WLY appears to be trading mostly inline with public comps such as Scholastic and Pearson based on key metrics such as P/E ratio and forward EV/ EBITDA.
On the bight side, WLY is trading fairly cheap to its average historical valuation over recent periods.
Seeking Alpha
Potential Catalyst
While WLY is currently a cheap stock, I believe it is lacking a catalyst. WLY's cheap valuation and high dividend yield are offset by the company's inability to generate earnings growth over the past decade and a highly competitive industry. That said, there are a number of key events that could serve as an important catalyst should they occur in the future.
One potential catalyst that could generate substantial value for shareholders would be if WLY announced it was open to a sale process. The company could be an attractive target for private equity firms or competitors such as McGraw- Hill Education which is owned by Platinum Equity.

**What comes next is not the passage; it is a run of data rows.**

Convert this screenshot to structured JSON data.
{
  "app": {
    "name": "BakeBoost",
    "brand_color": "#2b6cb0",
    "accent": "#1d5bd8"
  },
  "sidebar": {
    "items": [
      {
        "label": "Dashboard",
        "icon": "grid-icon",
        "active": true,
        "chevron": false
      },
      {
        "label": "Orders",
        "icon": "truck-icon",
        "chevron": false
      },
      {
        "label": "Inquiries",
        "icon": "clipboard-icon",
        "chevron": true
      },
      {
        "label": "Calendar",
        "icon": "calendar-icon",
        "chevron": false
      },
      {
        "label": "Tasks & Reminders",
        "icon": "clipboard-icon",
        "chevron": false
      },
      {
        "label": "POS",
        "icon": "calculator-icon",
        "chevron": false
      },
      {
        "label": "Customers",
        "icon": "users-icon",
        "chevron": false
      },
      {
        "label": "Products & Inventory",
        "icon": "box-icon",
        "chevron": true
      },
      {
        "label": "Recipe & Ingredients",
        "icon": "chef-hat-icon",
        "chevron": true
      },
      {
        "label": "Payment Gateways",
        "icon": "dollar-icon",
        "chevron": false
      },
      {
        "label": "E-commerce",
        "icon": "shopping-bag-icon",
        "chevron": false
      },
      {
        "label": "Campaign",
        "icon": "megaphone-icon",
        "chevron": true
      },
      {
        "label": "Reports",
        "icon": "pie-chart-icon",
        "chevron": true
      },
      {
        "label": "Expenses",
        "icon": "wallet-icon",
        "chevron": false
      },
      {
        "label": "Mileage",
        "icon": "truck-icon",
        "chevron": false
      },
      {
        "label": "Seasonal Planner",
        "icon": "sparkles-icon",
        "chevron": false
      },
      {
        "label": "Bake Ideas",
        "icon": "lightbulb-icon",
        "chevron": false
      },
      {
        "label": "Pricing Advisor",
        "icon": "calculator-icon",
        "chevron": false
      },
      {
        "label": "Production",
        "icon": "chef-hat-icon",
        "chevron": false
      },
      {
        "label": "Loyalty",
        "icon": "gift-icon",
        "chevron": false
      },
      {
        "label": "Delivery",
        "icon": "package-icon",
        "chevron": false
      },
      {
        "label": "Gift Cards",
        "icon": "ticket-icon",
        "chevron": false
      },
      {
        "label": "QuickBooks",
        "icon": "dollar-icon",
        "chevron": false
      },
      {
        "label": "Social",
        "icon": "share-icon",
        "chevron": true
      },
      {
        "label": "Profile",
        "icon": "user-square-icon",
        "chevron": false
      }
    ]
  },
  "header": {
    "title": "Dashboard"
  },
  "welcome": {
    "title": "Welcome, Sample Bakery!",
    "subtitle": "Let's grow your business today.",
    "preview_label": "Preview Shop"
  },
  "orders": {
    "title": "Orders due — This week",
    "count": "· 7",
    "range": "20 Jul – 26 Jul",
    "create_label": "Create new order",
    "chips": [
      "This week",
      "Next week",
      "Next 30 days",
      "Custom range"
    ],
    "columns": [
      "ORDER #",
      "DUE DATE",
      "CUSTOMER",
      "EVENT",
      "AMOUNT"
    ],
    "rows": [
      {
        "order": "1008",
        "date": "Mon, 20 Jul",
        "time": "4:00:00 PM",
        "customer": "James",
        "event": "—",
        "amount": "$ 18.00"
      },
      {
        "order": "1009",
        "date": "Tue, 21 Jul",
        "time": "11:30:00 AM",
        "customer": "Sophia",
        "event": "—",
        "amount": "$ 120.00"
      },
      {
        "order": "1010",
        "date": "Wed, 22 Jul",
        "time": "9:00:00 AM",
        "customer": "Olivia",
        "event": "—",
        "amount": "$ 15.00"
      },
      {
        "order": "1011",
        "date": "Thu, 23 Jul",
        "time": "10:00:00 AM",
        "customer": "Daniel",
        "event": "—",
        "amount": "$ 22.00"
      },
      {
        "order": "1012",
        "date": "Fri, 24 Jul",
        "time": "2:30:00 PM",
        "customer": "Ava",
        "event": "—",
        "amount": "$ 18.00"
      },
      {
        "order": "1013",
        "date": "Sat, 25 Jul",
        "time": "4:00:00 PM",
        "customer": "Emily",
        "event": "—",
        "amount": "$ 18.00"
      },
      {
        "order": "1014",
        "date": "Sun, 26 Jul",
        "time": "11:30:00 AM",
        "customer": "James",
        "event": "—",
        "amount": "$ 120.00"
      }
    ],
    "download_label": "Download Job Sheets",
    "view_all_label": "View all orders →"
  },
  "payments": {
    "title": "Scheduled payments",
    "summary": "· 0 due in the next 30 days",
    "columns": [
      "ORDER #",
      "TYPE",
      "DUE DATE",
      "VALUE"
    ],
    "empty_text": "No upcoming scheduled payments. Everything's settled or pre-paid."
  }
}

Another potential positive catalyst that could emerge is if the company is successful in its transformation strategy. A period of positive and sustained revenue and earnings growth would make me a believer in the company's long-term strategy.
Conclusion
WLY is currently a cheap stock and trades at just 13.3x FY 2024 expected earnings. However, the stock is cheap for a reason as the company operates in a highly competitive industry and has failed to deliver growth over the past decade. WLY is in the process of implementing a transformation plan which will reduce costs and focus the business on higher growth opportunities. WLY has continued to generate strong cash flows and has focused on returning cash to shareholders through a rising dividend. The stock currently yields 4.6% and the dividend appears to be safe for now. For these reasons I currently rate WLY as a hold and would consider upgrading the stock if a catalyst emerges.
One potential catalyst would be if WLY announced it was open to a sale process as the company may be an attractive target for a number of players. Additionally, another potential catalyst would be if the company is able to deliver sustained earnings growth as a result of its restructuring plan which is currently being implemented.